Aquel hombre era un portento de penetración y astucia. ¿Iba a decirle que había adivinado? Como no debía hacerlo, me contenté con replicar:
—Es usted agudísimo; pero esta vez ha dado en la herradura.
—Juraría que no.
—Pues sí.
—Bueno: allá usted. Yo no he de obligarle a confesarlo. Pero si no quiere usted que le vean, no sea usted tan transparente. Se trata de una cuestión de dinero encomendada a un greenhorn, es decir, que se quiere obrar con indulgencia, lo cual prueba que el tal individuo es un amigo o miembro de la familia del perjudicado, aunque algo punible habrá en ello cuando la policía presta su concurso. Se echa de ver que a ese individuo alguien le acompaña y le explota. Si, sí: no me mire usted con esos ojos… ¿Le admira a usted mi perspicacia? Pues sepa usted que a un westman hecho y derecho le bastan las huellas de dos pisadas para trazar un camino muy largo, como de aquí al Canadá; y lo más gracioso es que rara vez se equivoca.
—En efecto; demuestra usted una fantasía extraordinaria.
—¡Psé! Puede usted seguir negando hasta mañana, que a mí no me duele. Yo soy aquí bastante conocido y habría podido darle a usted algún buen consejo; si cree usted llegar más pronto al fin yendo solo, es muy de alabar, pero no muy hábil por, su parte.
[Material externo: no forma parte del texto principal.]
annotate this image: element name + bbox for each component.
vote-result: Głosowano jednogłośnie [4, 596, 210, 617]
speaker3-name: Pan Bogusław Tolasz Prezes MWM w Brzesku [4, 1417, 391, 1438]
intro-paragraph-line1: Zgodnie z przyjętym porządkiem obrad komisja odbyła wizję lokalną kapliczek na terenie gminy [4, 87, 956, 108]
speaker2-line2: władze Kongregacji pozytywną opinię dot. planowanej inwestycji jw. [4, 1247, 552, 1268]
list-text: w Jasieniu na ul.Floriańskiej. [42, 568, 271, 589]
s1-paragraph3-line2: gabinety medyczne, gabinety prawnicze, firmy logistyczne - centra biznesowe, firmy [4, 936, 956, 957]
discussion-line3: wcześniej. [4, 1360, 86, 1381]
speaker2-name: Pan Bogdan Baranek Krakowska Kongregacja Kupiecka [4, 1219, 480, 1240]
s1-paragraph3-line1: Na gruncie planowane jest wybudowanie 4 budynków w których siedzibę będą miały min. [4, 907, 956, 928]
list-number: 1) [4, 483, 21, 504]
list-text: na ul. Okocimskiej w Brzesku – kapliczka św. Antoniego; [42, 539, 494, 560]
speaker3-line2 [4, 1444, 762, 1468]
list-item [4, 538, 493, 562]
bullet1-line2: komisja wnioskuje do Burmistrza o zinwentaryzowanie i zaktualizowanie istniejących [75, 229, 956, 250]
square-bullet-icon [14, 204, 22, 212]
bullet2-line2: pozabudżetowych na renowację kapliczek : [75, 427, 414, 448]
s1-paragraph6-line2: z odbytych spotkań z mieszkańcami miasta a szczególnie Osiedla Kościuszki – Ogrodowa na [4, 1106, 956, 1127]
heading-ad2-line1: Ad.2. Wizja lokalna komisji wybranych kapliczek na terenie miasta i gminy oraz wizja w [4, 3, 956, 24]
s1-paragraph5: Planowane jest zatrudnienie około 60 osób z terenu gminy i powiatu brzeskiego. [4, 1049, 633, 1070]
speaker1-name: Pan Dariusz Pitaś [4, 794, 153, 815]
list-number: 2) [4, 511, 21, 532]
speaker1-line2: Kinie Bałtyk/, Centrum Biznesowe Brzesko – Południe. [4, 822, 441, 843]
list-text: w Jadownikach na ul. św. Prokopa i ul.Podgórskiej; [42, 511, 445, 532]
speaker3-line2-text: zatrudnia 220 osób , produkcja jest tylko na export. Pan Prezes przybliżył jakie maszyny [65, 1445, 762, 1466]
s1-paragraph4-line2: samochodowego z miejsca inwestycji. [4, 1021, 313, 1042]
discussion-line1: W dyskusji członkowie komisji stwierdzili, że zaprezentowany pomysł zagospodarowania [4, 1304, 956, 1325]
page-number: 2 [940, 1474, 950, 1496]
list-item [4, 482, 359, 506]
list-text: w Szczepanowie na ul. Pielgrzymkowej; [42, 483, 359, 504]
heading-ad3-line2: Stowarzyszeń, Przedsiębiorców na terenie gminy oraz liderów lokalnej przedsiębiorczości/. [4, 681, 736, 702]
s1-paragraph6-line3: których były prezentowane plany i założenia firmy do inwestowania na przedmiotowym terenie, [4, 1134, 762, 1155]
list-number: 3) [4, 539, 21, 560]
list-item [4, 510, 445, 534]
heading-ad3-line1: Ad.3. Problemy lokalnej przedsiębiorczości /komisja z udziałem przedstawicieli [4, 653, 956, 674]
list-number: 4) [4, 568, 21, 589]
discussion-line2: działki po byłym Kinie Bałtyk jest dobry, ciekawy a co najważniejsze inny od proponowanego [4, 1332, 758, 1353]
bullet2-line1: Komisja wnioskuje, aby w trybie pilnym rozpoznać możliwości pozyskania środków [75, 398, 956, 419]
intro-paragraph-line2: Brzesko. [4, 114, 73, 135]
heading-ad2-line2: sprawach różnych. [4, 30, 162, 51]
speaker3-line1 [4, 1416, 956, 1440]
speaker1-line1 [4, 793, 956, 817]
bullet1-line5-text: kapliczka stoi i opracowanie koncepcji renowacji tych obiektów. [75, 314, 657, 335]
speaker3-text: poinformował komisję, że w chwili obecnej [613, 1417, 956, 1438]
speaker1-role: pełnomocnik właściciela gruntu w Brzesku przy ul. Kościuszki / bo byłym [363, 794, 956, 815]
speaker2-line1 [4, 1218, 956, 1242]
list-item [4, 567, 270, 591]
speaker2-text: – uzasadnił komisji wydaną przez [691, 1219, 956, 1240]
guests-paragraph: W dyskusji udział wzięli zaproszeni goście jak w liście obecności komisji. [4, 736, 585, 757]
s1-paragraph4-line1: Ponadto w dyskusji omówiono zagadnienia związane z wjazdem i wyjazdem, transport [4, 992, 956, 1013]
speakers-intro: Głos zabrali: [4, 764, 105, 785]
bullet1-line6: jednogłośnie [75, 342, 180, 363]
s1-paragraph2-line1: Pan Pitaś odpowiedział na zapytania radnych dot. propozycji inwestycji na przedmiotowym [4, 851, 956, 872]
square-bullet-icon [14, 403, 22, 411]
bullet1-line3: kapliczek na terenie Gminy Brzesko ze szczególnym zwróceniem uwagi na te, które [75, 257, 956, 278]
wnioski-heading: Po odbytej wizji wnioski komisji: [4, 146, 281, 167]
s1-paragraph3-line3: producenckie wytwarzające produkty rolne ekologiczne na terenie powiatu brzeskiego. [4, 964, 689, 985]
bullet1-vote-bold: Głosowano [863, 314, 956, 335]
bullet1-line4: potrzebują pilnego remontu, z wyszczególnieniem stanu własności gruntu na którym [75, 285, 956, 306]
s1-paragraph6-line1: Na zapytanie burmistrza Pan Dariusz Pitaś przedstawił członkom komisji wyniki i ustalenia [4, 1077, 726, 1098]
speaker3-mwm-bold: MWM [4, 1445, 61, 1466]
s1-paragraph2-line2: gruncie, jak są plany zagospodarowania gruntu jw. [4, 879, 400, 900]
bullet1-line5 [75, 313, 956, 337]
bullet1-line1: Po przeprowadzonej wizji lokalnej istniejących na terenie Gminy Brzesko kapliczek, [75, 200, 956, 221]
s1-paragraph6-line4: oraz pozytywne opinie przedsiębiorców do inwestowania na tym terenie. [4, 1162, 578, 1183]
Se puso en pie y sacó una vieja bolsa de piel para pagar su cerveza. Yo, temiendo haberle agraviado con mi desconfianza, le dije para contentarle:
—Hay asuntos en que no se puede ser franco con nadie, y menos con un extraño. No he tenido el propósito de ofenderle a usted y creo…
—¡Oh, oh! —me interrumpió echando una moneda sobre la mesa.
—Aquí no se trata de ofensas. Yo he querido favorecerle a usted, porque hay algo en usted que despierta mi benevolencia.
—Acaso volvamos a vernos.
—Es difícil: yo salgo hoy para Tejas y de allí para el interior de México. No es de suponer que vaya usted a pasearse por aquellas soledades; así, pues, adiós y pasarlo bien…Y cuando se presente el caso, recuerde usted que le he llamado greenhorn. En labios de Old Death no debe molestarle a usted esa palabra, porque no va unida al deseo de ofenderle; y además, a los novatos no les perjudica tener de si mismos un concepto muy modesto.
Se encasquetó el sombrero anchas alas, que colgaba de la pared, se echó al hombro la silla de montar y los arreos, cogió su.escopeta y echó a andar tranquilamente, tan ufano como satisfecho. A los pocos pasos dio media vuelta, y me dijo en voz baja:
—No le sepa a usted mal, caballero. El caso es que yo también… soy hombre de carrera, y aun hoy me complazco en recordar cuán presuntuoso y estúpido era entonces. Good bye!